Apenas son doce segundos. Veinte, si te mantienes concentrado y en una posición atlética lo suficientemente privilegiada como para elevarte por encima del resto de cabezas. El vagón deja atrás la oscuridad del túnel y se introduce en un trozo de estación inmaculada, siniestra del modo en el que únicamente saben serlo la copa de las telerañas y las muñecas antiguas. En Barcelona existen dos estaciones de metro que nunca han llegado a utilizarse, dos grutas perfiladas y dispuestas a recibir al viajero de otra década que fueron indefinidamente postergadas por un cambio de planes. Un chorro fantasmal, una cucharada bien merada de misterio que ha servido para destruir conversaciones anodinas y acompañar el tránsito de cientos de turistas y barceloneses. Nada, por supuesto, que en Málaga no pueda superarse. Andalucía, en cuestiones de metro, está todavía más cualificada. Al menos, en una categoría rigurosamente macabra.

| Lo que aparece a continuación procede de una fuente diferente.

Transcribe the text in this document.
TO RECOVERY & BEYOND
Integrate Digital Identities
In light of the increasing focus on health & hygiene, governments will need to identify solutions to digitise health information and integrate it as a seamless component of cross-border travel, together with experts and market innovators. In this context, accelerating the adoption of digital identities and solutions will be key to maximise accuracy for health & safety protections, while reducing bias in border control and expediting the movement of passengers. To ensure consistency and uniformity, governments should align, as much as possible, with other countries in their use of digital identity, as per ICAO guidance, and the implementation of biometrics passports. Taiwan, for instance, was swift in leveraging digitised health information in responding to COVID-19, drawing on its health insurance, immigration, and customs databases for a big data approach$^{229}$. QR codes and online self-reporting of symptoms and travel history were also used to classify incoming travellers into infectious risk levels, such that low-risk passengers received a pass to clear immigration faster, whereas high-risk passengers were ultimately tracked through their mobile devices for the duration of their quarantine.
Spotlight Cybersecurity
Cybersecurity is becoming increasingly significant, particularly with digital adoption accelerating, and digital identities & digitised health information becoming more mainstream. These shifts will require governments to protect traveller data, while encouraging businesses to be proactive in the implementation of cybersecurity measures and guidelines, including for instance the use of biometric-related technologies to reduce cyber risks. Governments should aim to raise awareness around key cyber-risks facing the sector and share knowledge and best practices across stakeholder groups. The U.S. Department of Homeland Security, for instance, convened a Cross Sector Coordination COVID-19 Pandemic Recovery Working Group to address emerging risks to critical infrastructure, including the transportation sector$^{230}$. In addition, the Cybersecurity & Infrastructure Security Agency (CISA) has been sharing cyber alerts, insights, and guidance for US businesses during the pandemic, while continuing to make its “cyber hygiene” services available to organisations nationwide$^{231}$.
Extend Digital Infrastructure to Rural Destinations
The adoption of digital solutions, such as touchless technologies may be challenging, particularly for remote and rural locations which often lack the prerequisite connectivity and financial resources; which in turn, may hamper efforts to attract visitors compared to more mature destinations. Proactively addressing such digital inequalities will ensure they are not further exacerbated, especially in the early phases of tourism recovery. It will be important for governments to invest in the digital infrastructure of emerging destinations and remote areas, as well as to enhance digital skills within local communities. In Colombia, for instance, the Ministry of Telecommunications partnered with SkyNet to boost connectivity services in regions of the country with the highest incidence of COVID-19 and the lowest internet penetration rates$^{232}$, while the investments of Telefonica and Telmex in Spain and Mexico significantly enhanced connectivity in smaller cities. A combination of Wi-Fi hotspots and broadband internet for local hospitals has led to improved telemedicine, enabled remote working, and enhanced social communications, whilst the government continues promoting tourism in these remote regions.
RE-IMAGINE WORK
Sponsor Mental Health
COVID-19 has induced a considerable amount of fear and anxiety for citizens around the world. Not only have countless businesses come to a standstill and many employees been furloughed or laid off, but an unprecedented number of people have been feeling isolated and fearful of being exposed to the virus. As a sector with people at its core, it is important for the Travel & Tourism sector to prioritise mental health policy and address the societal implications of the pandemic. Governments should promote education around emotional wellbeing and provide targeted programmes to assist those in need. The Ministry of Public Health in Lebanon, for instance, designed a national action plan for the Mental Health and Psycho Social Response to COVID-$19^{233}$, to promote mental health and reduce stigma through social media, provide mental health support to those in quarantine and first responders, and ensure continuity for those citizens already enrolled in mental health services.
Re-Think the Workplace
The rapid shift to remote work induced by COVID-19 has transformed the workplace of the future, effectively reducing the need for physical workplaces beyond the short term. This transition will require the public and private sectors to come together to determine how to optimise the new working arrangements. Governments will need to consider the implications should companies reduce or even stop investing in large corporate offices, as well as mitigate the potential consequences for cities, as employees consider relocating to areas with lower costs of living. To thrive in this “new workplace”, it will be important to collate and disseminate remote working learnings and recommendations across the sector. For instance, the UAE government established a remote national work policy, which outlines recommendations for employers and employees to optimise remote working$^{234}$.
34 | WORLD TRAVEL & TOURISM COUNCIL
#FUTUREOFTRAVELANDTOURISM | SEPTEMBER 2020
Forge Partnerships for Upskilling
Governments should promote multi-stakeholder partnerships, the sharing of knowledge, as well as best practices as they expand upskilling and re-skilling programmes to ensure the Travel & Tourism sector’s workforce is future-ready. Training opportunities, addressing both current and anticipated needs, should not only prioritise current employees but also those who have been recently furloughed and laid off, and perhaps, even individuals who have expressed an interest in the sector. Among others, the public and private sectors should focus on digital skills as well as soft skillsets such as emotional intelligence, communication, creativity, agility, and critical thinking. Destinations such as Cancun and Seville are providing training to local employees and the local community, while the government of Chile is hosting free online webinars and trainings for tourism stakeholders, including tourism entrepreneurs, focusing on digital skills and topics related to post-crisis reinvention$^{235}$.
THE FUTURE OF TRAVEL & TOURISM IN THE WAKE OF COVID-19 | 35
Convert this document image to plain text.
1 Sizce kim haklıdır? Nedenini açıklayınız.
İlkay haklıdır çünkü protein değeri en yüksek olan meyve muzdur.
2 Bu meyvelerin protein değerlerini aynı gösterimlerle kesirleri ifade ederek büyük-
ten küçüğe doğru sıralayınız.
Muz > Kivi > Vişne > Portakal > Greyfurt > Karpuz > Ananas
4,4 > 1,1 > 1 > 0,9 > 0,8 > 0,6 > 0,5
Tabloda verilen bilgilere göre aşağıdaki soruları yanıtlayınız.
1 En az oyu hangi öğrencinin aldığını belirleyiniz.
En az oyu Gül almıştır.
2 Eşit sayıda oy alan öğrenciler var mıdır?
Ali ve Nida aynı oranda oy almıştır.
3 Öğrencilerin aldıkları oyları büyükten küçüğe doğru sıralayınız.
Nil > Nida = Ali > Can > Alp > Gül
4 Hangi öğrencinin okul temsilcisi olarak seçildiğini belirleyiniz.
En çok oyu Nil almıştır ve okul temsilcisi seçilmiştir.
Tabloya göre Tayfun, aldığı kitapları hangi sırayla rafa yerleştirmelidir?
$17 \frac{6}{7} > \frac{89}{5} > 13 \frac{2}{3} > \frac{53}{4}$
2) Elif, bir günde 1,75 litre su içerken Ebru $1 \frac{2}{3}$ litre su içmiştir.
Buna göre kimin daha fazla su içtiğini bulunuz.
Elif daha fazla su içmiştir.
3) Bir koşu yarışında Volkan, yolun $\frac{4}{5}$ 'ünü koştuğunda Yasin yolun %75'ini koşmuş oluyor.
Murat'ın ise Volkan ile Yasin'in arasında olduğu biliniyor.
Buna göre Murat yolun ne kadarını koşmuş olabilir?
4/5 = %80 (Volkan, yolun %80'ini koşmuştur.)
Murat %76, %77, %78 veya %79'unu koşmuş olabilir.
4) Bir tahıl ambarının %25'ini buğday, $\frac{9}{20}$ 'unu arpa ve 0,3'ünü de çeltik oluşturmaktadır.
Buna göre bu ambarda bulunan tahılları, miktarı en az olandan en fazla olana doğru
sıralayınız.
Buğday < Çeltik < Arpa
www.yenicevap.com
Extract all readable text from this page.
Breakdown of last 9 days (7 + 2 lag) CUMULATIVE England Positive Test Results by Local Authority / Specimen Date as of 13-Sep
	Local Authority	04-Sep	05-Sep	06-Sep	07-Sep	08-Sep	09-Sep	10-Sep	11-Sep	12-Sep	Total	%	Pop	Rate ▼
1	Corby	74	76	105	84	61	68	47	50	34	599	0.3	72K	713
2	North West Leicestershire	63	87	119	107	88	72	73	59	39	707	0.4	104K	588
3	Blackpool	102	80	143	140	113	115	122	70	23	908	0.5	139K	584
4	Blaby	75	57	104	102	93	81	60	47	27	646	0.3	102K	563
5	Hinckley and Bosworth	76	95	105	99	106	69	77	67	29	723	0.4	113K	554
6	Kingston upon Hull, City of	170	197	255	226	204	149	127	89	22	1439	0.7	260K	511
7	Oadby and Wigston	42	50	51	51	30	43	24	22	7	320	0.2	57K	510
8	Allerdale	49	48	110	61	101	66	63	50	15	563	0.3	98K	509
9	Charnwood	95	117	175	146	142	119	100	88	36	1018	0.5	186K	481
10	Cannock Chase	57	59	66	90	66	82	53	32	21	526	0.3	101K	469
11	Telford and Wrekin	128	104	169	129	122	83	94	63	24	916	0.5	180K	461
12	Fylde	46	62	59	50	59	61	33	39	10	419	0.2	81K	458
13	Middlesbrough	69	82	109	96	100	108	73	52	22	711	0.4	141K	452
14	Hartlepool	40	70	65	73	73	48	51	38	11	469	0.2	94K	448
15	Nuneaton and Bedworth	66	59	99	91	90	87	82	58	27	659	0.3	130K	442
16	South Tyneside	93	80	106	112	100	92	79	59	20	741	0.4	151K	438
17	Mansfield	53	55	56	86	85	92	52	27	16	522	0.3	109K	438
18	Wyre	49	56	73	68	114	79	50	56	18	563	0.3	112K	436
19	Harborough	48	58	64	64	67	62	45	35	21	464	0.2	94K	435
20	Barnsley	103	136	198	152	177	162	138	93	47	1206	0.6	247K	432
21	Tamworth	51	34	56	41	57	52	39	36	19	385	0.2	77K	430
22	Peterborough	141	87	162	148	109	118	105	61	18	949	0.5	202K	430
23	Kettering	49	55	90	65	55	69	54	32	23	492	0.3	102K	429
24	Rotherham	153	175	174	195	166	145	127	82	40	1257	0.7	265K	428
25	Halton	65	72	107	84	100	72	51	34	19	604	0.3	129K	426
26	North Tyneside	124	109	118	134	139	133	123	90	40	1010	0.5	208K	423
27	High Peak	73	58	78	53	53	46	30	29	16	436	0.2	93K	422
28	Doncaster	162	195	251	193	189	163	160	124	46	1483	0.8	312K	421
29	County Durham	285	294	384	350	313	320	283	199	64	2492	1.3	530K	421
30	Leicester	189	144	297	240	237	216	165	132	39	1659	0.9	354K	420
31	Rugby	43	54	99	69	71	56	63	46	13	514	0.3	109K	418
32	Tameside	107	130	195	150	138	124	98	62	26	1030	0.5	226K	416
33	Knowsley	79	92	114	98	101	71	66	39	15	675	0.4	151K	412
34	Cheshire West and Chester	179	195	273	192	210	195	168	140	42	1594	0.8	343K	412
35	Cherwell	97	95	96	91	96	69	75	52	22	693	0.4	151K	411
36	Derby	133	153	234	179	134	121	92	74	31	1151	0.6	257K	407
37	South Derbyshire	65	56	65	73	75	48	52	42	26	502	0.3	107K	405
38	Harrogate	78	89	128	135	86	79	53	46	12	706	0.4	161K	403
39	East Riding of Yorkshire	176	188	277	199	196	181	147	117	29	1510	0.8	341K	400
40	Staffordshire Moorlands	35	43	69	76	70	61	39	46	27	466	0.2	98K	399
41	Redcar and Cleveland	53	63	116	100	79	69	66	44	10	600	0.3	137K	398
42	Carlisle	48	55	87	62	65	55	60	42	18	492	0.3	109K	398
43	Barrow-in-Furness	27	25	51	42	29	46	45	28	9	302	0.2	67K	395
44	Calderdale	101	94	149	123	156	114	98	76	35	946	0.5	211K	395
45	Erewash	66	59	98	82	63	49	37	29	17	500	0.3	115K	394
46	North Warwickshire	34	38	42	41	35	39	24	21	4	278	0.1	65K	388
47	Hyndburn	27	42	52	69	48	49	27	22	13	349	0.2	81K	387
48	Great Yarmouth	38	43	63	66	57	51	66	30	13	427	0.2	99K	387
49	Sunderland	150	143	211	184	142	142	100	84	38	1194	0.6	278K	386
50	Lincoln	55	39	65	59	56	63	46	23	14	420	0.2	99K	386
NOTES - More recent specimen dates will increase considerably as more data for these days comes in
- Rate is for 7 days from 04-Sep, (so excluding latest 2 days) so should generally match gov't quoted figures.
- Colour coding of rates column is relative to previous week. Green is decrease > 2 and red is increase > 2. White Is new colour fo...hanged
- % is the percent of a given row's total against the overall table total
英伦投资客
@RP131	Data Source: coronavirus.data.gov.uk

En Jaén, en plena oleada de Zarrías y del nuevo desarrollismo, se construyó un tranvía innecesario que meses después de inaugurarse solamente ha completado un trayecto; con sacos de cemento, además, para no molestar a la empresa local de transporte. Granada es una cruz de barro y Málaga acumula fechas y ruido inútilmente, con el único bagaje en claro del movimiento de tierra. Después de lustros de planificación e inversiones, la infraestructura utilizada por la Junta como paladín de la modernidad está a punto de convertirse en un inmenso cadáver. Un monumento fúnebre, con rutas subterráneas jamás transitadas por ningún viajero, un tajo de fin de época, de paradigma del desastre. La última ocurrencia suena a desesperación, la misma que siente Izquierda Unida al manejar una patata caliente que estaba pensada, en principio, para el PP.

Los políticos han manejado el asunto como si se tratara del Genius Loci, el espíritu del lugar, que, según algunas tradiciones gnósticas, podía ser condescendiente o diabólico en función de su abordaje. Los partidos han malgastado energía y tiempo en el cálculo baboso de quién podría ponerse la última medalla; se han dado situaciones realmente vergonzosas, con el Ayuntamiento enfrascado en aquella cruzada dilatoria de los planes de tráfico, que ya suena casi a prehistoria, dada la magnitud y responsabilidad en todo el estropicio de la Junta del PSOE. Ahora se pretende que el trazado, que todavía no ha llegado a ninguna parte, avance en plena crisis como una procesión de Semana Santa hacia las playas del Este. El efecto en el tráfico, con todos esos coches y corredores que se desfondan diariamente en el paisaje, puede ser parecido a Bombay. Hace siglos, en los túneles y pasadizos subterráneos, se solían encontrar las miserias de la civilización, con monjas empalizadas y cadáveres de nacimientos políticamente no deseados. Veremos, en este caso, quien se lleva el muerto a casa. El muerto político, el muerto contemporáneo, magníficamente sellado, sin una disculpa, sin un castigo. Y a otra cosa. Por tierra, mar y aire.